Are HGH Releasers Worth It?

Without a prescription and a bankroll of over $1,000 per month, synthetic HGH injections are out of most dieters’ league.  Some private doctors will give prescriptions for the pharmaceutical HGH releaser Sermorelin, which is more reasonably priced at about $300 per month.  The results with Sermorelin are not as obvious as with injections but the benefits are still evident.

For most people wanting to lose weight with HGH, non-prescription HGH releasers are the only feasible option.  While cheaper than the pharmaceutical options, HGH releasers can still be very pricy at about $60 for a month supply – and their effectiveness is questionable.  When choosing an HGH releaser, there are some ingredients which have shown beneficial.  The amino acids L-arginine and L- glutamine are supported by some clinical research.  They appear to work not by increasing HGH but by blocking somatostatin, a chemical which impairs HGH. With any effective HGH releaser, there will be some side effects, like nausea or swelling.

How to take HGH Releasers for Weight Loss

Each HGH releaser supplement will have its own instructions for use.  However, there are general guidelines which you should follow to get weight loss benefits from HGH releasers.
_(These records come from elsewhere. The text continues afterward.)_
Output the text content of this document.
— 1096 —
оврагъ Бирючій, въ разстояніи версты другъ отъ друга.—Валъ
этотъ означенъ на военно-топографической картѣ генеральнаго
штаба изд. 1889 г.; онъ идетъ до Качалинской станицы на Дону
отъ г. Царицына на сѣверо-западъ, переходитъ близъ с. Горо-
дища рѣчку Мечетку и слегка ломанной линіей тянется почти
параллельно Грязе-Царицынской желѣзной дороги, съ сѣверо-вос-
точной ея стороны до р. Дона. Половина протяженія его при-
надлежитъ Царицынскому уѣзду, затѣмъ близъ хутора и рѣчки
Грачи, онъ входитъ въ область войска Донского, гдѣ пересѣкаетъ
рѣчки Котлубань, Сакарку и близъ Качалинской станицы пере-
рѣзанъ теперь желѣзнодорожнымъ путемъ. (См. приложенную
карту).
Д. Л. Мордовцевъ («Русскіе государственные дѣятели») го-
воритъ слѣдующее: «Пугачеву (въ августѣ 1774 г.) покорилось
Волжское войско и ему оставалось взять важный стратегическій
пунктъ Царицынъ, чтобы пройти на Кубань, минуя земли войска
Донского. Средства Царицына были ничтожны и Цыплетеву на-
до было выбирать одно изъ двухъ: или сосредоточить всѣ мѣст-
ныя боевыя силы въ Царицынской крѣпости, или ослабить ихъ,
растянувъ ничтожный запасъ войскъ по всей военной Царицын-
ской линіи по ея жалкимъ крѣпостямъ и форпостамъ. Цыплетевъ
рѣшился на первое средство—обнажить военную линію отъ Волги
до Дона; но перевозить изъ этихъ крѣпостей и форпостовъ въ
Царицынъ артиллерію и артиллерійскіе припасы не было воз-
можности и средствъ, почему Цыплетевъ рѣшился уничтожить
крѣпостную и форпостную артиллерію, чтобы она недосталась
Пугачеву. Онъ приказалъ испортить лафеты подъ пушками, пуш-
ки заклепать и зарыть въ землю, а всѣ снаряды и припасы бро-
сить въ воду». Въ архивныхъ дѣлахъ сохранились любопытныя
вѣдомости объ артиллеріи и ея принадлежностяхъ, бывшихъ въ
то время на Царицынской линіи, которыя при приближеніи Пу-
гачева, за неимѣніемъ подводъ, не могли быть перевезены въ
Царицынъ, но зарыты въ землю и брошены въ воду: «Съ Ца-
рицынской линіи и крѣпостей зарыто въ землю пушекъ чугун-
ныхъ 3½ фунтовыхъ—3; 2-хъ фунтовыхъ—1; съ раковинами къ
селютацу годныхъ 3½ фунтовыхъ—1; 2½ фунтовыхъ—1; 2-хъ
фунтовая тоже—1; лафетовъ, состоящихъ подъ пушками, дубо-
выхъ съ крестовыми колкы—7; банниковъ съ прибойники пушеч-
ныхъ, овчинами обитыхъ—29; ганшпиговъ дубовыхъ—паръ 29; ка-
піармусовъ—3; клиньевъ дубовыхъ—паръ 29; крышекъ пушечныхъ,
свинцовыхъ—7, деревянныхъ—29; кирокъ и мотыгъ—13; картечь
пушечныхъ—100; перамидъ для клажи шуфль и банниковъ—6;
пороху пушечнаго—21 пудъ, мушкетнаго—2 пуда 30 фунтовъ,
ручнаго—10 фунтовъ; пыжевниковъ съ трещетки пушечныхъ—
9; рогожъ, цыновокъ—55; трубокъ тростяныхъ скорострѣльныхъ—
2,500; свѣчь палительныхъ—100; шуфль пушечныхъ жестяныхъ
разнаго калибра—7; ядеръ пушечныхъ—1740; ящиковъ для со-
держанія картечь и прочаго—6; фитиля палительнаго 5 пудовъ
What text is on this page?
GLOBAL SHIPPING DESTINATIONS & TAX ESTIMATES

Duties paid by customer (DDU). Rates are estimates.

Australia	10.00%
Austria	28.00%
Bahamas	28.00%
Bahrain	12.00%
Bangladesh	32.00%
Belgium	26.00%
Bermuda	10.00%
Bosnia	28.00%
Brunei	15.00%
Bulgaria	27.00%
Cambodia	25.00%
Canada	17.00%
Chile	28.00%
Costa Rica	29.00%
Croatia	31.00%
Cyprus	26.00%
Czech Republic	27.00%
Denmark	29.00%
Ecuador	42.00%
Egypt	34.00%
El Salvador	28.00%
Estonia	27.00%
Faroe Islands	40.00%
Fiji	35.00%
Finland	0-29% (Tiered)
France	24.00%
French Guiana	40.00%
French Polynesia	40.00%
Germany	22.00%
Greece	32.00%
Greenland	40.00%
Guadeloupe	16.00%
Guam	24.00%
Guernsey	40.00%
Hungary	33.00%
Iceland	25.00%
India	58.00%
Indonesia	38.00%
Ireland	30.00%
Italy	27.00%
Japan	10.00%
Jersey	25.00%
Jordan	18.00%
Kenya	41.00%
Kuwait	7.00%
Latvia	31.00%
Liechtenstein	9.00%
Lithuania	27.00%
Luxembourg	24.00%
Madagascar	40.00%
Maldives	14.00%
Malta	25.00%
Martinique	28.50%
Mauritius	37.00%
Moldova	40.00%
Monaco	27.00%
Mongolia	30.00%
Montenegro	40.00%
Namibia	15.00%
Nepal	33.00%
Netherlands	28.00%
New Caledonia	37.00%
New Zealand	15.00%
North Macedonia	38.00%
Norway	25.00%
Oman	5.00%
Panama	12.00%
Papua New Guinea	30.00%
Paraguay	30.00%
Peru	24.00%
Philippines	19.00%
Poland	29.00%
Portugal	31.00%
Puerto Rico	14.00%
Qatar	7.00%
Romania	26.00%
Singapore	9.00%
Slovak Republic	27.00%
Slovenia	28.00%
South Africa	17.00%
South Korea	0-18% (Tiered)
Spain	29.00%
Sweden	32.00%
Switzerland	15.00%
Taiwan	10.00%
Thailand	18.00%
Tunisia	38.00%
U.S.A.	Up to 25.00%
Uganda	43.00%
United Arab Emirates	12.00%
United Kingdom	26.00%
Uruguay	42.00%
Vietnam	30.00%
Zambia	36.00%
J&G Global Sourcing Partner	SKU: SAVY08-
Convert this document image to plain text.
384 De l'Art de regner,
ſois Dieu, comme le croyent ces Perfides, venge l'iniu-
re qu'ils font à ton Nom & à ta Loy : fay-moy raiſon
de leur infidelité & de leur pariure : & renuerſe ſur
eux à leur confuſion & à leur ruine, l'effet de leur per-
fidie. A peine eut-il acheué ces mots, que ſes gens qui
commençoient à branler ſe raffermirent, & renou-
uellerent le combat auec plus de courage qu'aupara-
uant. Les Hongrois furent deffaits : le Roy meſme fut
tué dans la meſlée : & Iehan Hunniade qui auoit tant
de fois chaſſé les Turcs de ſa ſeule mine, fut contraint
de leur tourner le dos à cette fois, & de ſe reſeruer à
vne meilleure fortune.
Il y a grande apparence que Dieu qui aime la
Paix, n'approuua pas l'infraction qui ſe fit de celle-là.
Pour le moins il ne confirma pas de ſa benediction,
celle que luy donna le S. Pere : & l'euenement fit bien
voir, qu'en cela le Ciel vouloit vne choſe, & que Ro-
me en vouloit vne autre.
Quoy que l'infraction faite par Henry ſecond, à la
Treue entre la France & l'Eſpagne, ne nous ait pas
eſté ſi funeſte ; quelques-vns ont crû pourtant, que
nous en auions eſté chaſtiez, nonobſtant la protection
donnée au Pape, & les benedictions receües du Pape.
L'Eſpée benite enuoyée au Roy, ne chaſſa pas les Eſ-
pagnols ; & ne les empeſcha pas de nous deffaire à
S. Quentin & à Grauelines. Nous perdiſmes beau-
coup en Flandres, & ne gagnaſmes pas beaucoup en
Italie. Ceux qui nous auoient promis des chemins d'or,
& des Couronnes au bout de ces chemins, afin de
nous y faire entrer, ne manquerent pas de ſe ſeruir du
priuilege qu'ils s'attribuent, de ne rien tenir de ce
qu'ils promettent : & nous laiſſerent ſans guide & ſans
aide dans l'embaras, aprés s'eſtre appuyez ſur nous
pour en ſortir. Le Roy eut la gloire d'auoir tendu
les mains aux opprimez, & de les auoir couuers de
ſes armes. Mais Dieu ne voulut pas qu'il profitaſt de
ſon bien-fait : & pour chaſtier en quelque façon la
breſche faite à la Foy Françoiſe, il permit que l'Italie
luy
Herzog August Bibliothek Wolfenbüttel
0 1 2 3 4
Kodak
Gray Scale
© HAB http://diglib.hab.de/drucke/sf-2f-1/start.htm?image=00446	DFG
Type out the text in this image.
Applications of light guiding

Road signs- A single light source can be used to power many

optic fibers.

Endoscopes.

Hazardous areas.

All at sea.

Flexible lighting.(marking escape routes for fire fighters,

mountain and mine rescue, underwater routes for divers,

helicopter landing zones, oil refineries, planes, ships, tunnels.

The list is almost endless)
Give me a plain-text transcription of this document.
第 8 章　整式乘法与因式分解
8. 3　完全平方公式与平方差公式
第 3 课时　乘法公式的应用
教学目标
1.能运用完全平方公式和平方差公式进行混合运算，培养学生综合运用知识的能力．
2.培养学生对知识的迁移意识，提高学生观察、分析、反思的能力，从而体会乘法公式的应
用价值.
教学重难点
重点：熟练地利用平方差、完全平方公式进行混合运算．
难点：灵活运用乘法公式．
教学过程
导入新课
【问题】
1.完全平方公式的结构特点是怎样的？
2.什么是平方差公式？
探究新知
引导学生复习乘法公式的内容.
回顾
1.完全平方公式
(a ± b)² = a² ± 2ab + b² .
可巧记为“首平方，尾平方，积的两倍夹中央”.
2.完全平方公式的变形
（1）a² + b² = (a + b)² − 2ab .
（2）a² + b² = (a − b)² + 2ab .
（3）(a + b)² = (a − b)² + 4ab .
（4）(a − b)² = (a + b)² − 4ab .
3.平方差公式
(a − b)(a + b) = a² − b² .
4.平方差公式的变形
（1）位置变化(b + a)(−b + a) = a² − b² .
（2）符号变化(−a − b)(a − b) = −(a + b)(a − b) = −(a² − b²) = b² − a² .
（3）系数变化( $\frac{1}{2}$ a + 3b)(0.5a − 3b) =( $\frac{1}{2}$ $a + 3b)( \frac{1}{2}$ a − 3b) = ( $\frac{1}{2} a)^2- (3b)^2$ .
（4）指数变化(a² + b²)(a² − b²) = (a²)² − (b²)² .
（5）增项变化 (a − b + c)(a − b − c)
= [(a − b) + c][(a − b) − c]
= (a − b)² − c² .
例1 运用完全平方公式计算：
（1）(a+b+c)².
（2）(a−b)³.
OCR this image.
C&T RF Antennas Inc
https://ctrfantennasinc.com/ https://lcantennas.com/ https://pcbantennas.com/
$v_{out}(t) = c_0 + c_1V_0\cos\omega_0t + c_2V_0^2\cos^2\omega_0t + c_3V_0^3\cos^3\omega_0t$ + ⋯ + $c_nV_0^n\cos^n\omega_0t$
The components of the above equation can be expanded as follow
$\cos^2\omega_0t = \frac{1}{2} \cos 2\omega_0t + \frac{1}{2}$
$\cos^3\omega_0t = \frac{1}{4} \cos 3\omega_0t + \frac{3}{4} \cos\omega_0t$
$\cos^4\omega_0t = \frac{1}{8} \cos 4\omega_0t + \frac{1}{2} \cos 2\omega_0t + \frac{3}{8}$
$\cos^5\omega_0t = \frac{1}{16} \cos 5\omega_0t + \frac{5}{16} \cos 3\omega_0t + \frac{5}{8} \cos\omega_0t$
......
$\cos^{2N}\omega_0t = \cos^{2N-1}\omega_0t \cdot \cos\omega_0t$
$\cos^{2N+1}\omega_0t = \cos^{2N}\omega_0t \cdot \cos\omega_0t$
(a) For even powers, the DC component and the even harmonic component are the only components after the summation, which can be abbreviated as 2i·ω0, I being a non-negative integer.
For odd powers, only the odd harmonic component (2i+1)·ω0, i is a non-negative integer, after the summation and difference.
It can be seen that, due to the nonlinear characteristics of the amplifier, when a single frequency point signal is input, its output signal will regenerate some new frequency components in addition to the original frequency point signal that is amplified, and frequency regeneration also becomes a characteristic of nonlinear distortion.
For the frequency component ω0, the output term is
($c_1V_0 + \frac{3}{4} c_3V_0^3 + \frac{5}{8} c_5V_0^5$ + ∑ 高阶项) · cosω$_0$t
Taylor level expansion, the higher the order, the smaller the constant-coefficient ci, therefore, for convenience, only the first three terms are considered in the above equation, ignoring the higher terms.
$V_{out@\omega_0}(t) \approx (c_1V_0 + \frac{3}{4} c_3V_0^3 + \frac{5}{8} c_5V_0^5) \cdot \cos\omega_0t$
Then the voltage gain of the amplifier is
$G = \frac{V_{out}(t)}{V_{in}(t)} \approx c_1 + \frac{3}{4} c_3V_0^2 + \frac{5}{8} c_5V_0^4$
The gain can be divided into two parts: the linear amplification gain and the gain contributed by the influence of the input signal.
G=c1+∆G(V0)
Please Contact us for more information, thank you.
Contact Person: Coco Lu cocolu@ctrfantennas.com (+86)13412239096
If you do manage to find an effective HGH releaser, it is important to realize that the effectiveness could diminish with time.  It is generally recommended to cycle HGH releaser use.  For example, to use it for 6 weeks and then stop using it for 2-3 weeks. HGH releasers must also never be used with anti-cholinergic medications or alcoholic substances. Do not consume proteins or carbohydrates for at least three hours before or one hour after you take an HGH releaser as it will impede the HGH secretion.

References:

Emanuelson, Jerry. “Human Growth Hormone.” From the Life Extension Manual. Futurescience.com. Future Science. 15 Nov 2011. Web.

Perez, AJ. “New Hurdle for HGH Detection.” Usatoday.com. USA Today. 28 May 2008. Web.

Alba-Roth J, Müller OA, Schopohl J, and von Werder K. “Arginine stimulates growth hormone secretion by suppressing endogenous somatostatin secretion”. Journal of Clinical. Endocrinology Metabolism 67.6 (1988): 1186–9.